How to Delete Notepad++ Lines not Containing a Word
Computer is supposed to help make things easier for us. One simple example is to delete lines from a text file that doesn’t contain a specific keyword. This task is a no brainer but very time consuming and tedious. Recently I have spent some time in compiling a list of websites that has copied and published articles taken from this blog to their website. Although Google does a pretty good job in determining the original publisher, it is still a robot based on a bunch of constantly changing algorithm that can and has made mistakes. Searching for websites that has copied the posts from here is very time consuming, so I have used Copyscape Premium to automatically perform a batch scan on all 2000 articles on this website to track down plagiarism of the content from this blog.
Copyscape Premium finished scanning all 2000 posts in just 10 hours and I was able to export the results to a CSV file for further investigation. There are over 20,000 URLs in the list and I want to categorize the websites based on the domain names. Not all websites from the list are copycats but most of the websites hosted in free hosts such as blogspot/blogger/wordpress are either scrapers or copy paster. Once the URLs are categorized, I can concentrate on filing a DMCA complaint to Blogger, then followed by WordPress instead of jumping back and forth.
Linux users can easily delete lines that doesn’t contain specific words by using the global ex command but unfortunately we need a software to do that in Windows. Since I’m a Notepad++ user, I discovered that it is possible to automatically delete lines using Notepad++ when the word specified by you is not present. Here is an example on how to remove lines that don’t contain the word “blogspot.com” or in another words I only want to keep the lines that contains the word “blogspot”.1. Run Notepad++, either open the text file that you want to edit or paste the text into the empty page.
2. Go to Search menubar and select Find
3. Go to Mark tab, check Bookmark line checkbox, enter blogspot.com at the find what box, and click the Mark all button. A blue icon will be added to the line that contains the word blogspot.com
4. Close the Mark window.
5. Go to Search menubar > Bookmark > and select Remove Unmarked Lines
If the text file that you’re editing is very large, it may take a while for the process to complete. Alternatively, you can also select Remove Bookmarked Lines from Search > Bookmark if you’re trying to delete lines that contain the words that you specify. Please see the embedded video below if you’re having trouble following the step-by-step instructions on how to delete lines without the keywords using Notepad++.

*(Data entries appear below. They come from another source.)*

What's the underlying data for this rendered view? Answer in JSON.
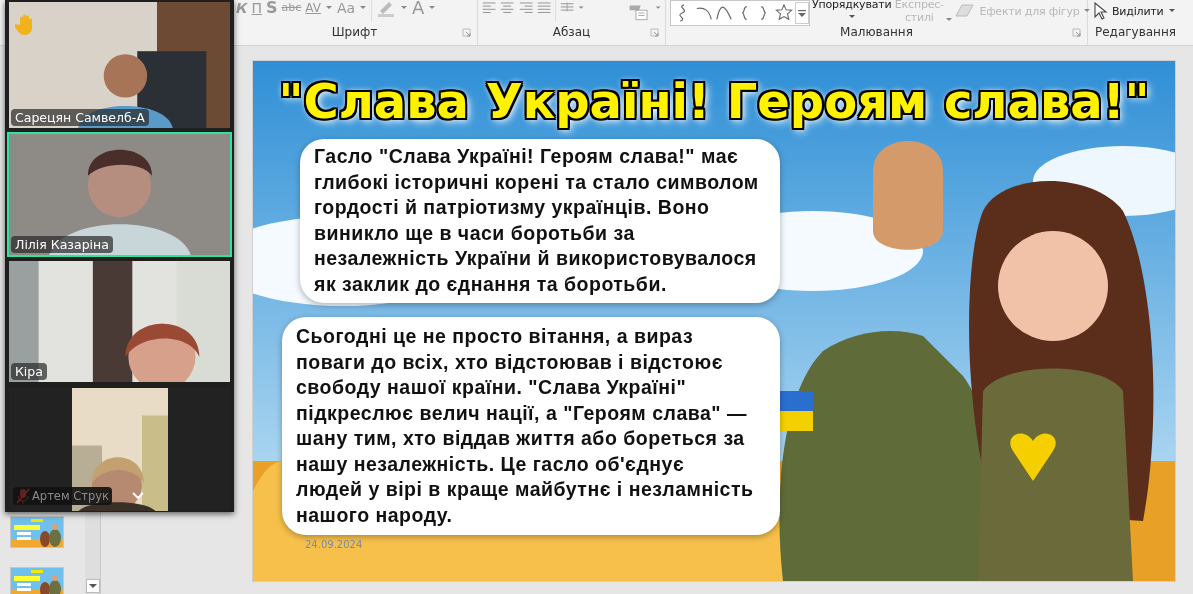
{
  "ribbon": {
    "groups": [
      {
        "kind": "font",
        "label": "Шрифт",
        "buttons": [
          "К",
          "П",
          "S",
          "abc",
          "AV",
          "Aa"
        ],
        "color_button": "A"
      },
      {
        "kind": "paragraph",
        "label": "Абзац"
      },
      {
        "kind": "drawing",
        "label": "Малювання",
        "arrange": "Упорядкувати",
        "quick_styles": {
          "label": "Експрес-стилі",
          "disabled": true
        },
        "shape_effects": {
          "label": "Ефекти для фігур",
          "disabled": true
        }
      },
      {
        "kind": "editing",
        "label": "Редагування",
        "select": "Виділити"
      }
    ]
  },
  "slide": {
    "title": "\"Слава Україні! Героям слава!\"",
    "paragraphs": [
      "Гасло \"Слава Україні! Героям слава!\" має глибокі історичні корені та стало символом гордості й патріотизму українців. Воно виникло ще в часи боротьби за незалежність України й використовувалося як заклик до єднання та боротьби.",
      "Сьогодні це не просто вітання, а вираз поваги до всіх, хто відстоював і відстоює свободу нашої країни. \"Слава Україні\" підкреслює велич нації, а \"Героям слава\" — шану тим, хто віддав життя або бореться за нашу незалежність. Це гасло об'єднує людей у вірі в краще майбутнє і незламність нашого народу."
    ],
    "date": "24.09.2024"
  },
  "video_call": {
    "raised_hand": true,
    "participants": [
      {
        "name": "Сарецян Самвелб-А",
        "speaking": false,
        "muted": false,
        "kind": "wide"
      },
      {
        "name": "Лілія Казаріна",
        "speaking": true,
        "muted": false,
        "kind": "wide"
      },
      {
        "name": "Кіра",
        "speaking": false,
        "muted": false,
        "kind": "wide"
      },
      {
        "name": "Артем Струк",
        "speaking": false,
        "muted": true,
        "kind": "narrow"
      }
    ]
  }
}
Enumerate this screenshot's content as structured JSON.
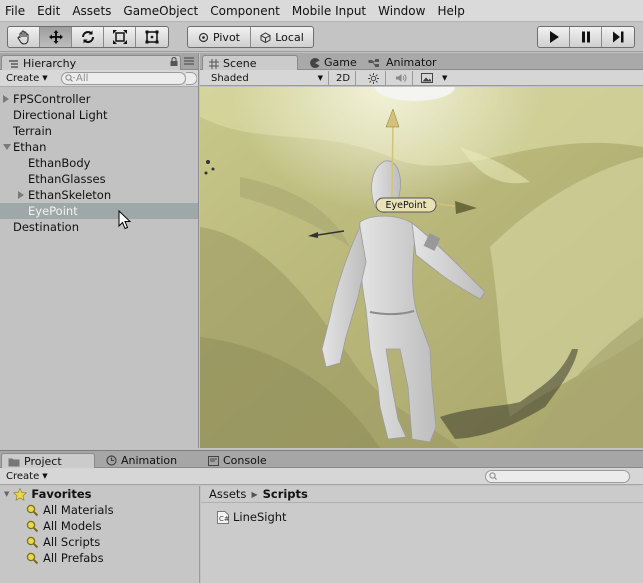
{
  "menu": [
    "File",
    "Edit",
    "Assets",
    "GameObject",
    "Component",
    "Mobile Input",
    "Window",
    "Help"
  ],
  "toolbar": {
    "tools": [
      {
        "icon": "hand-icon",
        "active": false
      },
      {
        "icon": "move-icon",
        "active": true
      },
      {
        "icon": "rotate-icon",
        "active": false
      },
      {
        "icon": "scale-icon",
        "active": false
      },
      {
        "icon": "rect-icon",
        "active": false
      }
    ],
    "pivot_label": "Pivot",
    "local_label": "Local",
    "play_controls": [
      "play-icon",
      "pause-icon",
      "step-icon"
    ]
  },
  "hierarchy": {
    "tab_label": "Hierarchy",
    "create_label": "Create",
    "search_placeholder": "All",
    "items": [
      {
        "label": "FPSController",
        "indent": 0,
        "arrow": "right",
        "selected": false
      },
      {
        "label": "Directional Light",
        "indent": 0,
        "arrow": "",
        "selected": false
      },
      {
        "label": "Terrain",
        "indent": 0,
        "arrow": "",
        "selected": false
      },
      {
        "label": "Ethan",
        "indent": 0,
        "arrow": "down",
        "selected": false
      },
      {
        "label": "EthanBody",
        "indent": 1,
        "arrow": "",
        "selected": false
      },
      {
        "label": "EthanGlasses",
        "indent": 1,
        "arrow": "",
        "selected": false
      },
      {
        "label": "EthanSkeleton",
        "indent": 1,
        "arrow": "right",
        "selected": false
      },
      {
        "label": "EyePoint",
        "indent": 1,
        "arrow": "",
        "selected": true
      },
      {
        "label": "Destination",
        "indent": 0,
        "arrow": "",
        "selected": false
      }
    ]
  },
  "scene": {
    "tabs": [
      {
        "label": "Scene",
        "icon": "grid-icon",
        "active": true
      },
      {
        "label": "Game",
        "icon": "pacman-icon",
        "active": false
      },
      {
        "label": "Animator",
        "icon": "animator-icon",
        "active": false
      }
    ],
    "shading_mode": "Shaded",
    "mode_2d": "2D",
    "gizmo_label": "EyePoint"
  },
  "bottom": {
    "tabs": [
      {
        "label": "Project",
        "icon": "folder-icon",
        "active": true
      },
      {
        "label": "Animation",
        "icon": "clock-icon",
        "active": false
      },
      {
        "label": "Console",
        "icon": "console-icon",
        "active": false
      }
    ],
    "create_label": "Create",
    "favorites_label": "Favorites",
    "favorites": [
      "All Materials",
      "All Models",
      "All Scripts",
      "All Prefabs"
    ],
    "breadcrumb_root": "Assets",
    "breadcrumb_current": "Scripts",
    "files": [
      "LineSight"
    ]
  },
  "colors": {
    "selection": "#9fa8a8",
    "terrain_light": "#dcdca0",
    "terrain_dark": "#8c8a58",
    "gizmo_arrow": "#d4c27a"
  }
}
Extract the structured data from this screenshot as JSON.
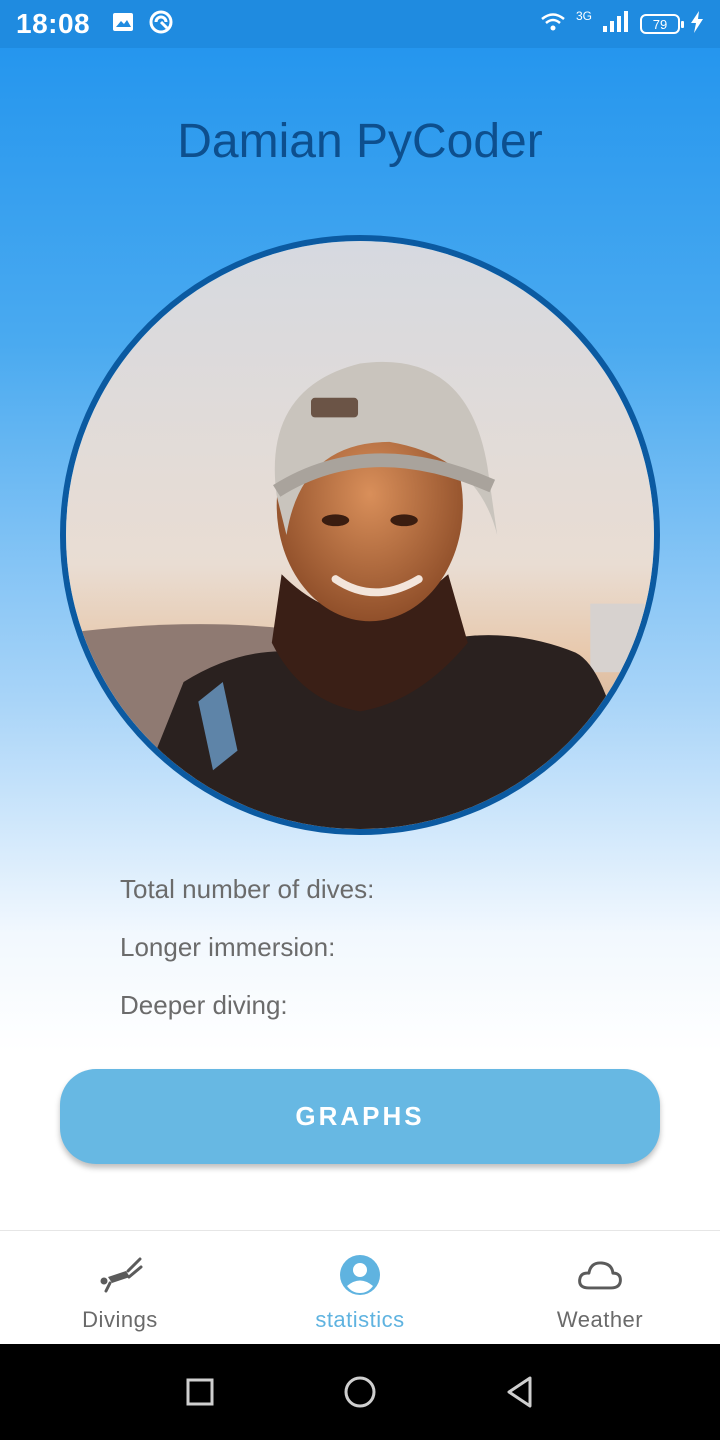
{
  "status_bar": {
    "time": "18:08",
    "network_label": "3G",
    "battery_level": "79",
    "icons": [
      "image-icon",
      "sync-icon",
      "wifi-icon",
      "signal-icon",
      "battery-icon",
      "charging-icon"
    ]
  },
  "profile": {
    "name": "Damian PyCoder",
    "avatar": "avatar-photo"
  },
  "stats": {
    "total_dives_label": "Total number of dives:",
    "longer_immersion_label": "Longer immersion:",
    "deeper_diving_label": "Deeper diving:"
  },
  "actions": {
    "graphs_label": "GRAPHS"
  },
  "bottom_nav": {
    "items": [
      {
        "label": "Divings",
        "icon": "diver-icon",
        "active": false
      },
      {
        "label": "statistics",
        "icon": "account-icon",
        "active": true
      },
      {
        "label": "Weather",
        "icon": "cloud-icon",
        "active": false
      }
    ]
  },
  "colors": {
    "header_gradient_top": "#2596ee",
    "title_color": "#0d4f8e",
    "avatar_border": "#0b5aa1",
    "button_bg": "#67b8e3",
    "nav_active": "#5fb3e0",
    "nav_inactive": "#6a6a6a"
  },
  "system_nav": {
    "icons": [
      "recents-icon",
      "home-icon",
      "back-icon"
    ]
  }
}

Way easier than using regex. Thanks!
You are amazing!
You are savior of my day literary! Thank you
Thanks so much for this great tip! And thanks for all your website! P., Brussels, Belgium.
Thx!
Thanks a lot .. it really helped
Excellent post. Thank you!
Very useful. Thanks for sharing!
I really appreciate,Its a good Time saver
This is a Great Help
Thank you very much …
for 3 words you can write (word1|word2|word3).
Very useful Tutorial — Thank you!
For my text processing project, I need to complete almost symmetrical procedure: find all specific words in a file, and to push each found word to the end (or beginning) of the corresponding line. Since there are already more than 90K lines and counting, it’s impossible to do it by hand. I was thinking first marking the lines containing specific words and then eliminating the other lines. Then re-iterating for other keywords, and finally merging the new files but this is too awkward approach. Could you suggest some NP++ hint which might help?
Thank you by advance for your time.
Thank you sir! This is exactly what I needed. Now I have a few extra hours to spare.
Thank you!! *HUGE* time saver!!
Thanks for sharing! Real time saver ;)
Thanks Ray.
This is a wonderful tool, will save me a lot of manual work.
You are quite right to stand up for your rights, Ray. Thumbs up from me.
Hi Raymon,
Thanks for this tip, didn’t know about it. Last time i search about how to do this on Notepad++ i found one article showing how to do it using the TextFx Viz and the option to hide text lines matching the text from the clipboard it works but it seems harder to use comparing to this bookmark technique.
Why reinvent the wheel ?
type input.txt|find “blogspot.com”>result.txt
(only lines with “blogspot.com”)
type input.txt|find /V “blogspot.com”>result.txt
(only lines without “blogspot.com”)
FIND is case sensitive. Use ‘/I’ for case insensitive search.
With *real* DOS there was a 64k limit. Don’t know with more recent version ;-) …
Thanks Bernard for sharing this knowledge with all of us!